Texte n°2: Réactions de certains Etats
Après la Russie, qui a récemment serré la vis du Bitcoin, c’est au tour de l’Australie. La National Australia Bank (NAB), l’une des quatre principales banques australiennes (avec l’Australia New Zealand Bank, la Commonwealth Bank of Australia et Westpac Banking Corporation), a annoncé jeudi qu’elle comptait prendre ses distances avec le controversé bitcoin, monnaie virtuelle internationale auto-régulée dont l’encadrement est problématique.
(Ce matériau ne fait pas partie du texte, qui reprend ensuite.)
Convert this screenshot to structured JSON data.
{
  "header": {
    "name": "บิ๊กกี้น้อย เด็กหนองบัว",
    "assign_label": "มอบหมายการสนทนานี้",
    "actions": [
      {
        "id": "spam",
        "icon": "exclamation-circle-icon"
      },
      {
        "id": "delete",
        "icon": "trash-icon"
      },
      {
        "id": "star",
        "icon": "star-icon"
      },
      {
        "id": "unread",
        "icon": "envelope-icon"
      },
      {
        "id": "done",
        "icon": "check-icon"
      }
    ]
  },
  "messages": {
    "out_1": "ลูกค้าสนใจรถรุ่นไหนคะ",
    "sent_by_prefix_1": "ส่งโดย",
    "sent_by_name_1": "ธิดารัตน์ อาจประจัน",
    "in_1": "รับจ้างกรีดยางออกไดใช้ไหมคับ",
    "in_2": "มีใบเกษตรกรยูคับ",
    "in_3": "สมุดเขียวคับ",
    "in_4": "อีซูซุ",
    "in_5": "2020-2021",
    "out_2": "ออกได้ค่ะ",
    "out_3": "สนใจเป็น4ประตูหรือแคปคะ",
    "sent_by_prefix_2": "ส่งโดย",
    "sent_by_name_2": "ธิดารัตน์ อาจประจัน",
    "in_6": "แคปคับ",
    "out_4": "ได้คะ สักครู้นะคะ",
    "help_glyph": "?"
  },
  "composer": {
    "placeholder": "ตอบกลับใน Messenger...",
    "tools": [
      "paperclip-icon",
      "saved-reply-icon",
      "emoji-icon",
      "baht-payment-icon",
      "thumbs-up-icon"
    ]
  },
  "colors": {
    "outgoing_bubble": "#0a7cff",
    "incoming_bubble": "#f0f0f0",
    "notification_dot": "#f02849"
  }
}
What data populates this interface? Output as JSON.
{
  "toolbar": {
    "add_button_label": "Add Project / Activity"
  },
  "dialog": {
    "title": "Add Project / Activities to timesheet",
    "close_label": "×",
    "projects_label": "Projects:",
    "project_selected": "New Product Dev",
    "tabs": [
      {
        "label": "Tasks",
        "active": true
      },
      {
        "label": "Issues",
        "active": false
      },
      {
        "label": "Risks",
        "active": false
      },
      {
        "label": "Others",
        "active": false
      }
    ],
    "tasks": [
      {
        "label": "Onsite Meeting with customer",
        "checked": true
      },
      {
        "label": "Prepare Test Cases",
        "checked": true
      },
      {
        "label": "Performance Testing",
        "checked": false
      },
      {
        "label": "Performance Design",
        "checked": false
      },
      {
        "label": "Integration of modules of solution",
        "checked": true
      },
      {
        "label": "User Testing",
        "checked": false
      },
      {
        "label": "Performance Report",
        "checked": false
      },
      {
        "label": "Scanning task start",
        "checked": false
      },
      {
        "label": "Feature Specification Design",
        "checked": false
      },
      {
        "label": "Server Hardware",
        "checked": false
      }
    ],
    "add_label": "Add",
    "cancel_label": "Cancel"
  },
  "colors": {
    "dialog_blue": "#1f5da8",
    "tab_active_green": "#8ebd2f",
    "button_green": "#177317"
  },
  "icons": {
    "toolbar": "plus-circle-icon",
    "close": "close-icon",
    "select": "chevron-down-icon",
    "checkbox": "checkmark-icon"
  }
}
Ainsi, l’établissement va fermer, dès le 2 mai prochain, les comptes de ses clients-entreprises dont l’activité principale consiste à échanger des bitcoins et autres devises virtuelles. Dans une lettre envoyée à ses clients, la NAB souligne que des liens avec les monnaies virtuelles informatiques posent un niveau de risque inacceptable pour les activités et la réputation du groupe bancaire. Un porte-parole de NAB a, par ailleurs, confirmé que l’établissement se distançait des monnaies virtuelles, qui ne sont pas soumises à d’autres régulations que celle de leurs utilisateurs. « La National Australia Bank n’a pas d’activité bancaire ou commerciale avec les monnaies qui ne sont pas soumises à une régulation (officielle), et elle ne prévoit pas d’en avoir», a déclaré son porte-parole à l’AFP.
Depuis plusieurs mois, nombreux sont les pays à se mobiliser pour encadrer cette devise virtuelle (qui n’existe pas sous forme matérielle). Le Japon a, par exemple, tenté de déployer une réglementation encadrant échanges et achats. Autre exemple : l’ Etat de New York a récemment fait savoir qu’il envisageait de soumettre les plates-formes d’échange de Bitcoin à des licences. En mars dernier, Pierre Moscovici, alors ministre de l’Economie, se mobilisait pour une régulation européenne du Bitcoin et Tracfin, la cellule de lutte contre le blanchiment de Bercy, doit remettre à la mi-avril au gouvernement ses propositions de régulation.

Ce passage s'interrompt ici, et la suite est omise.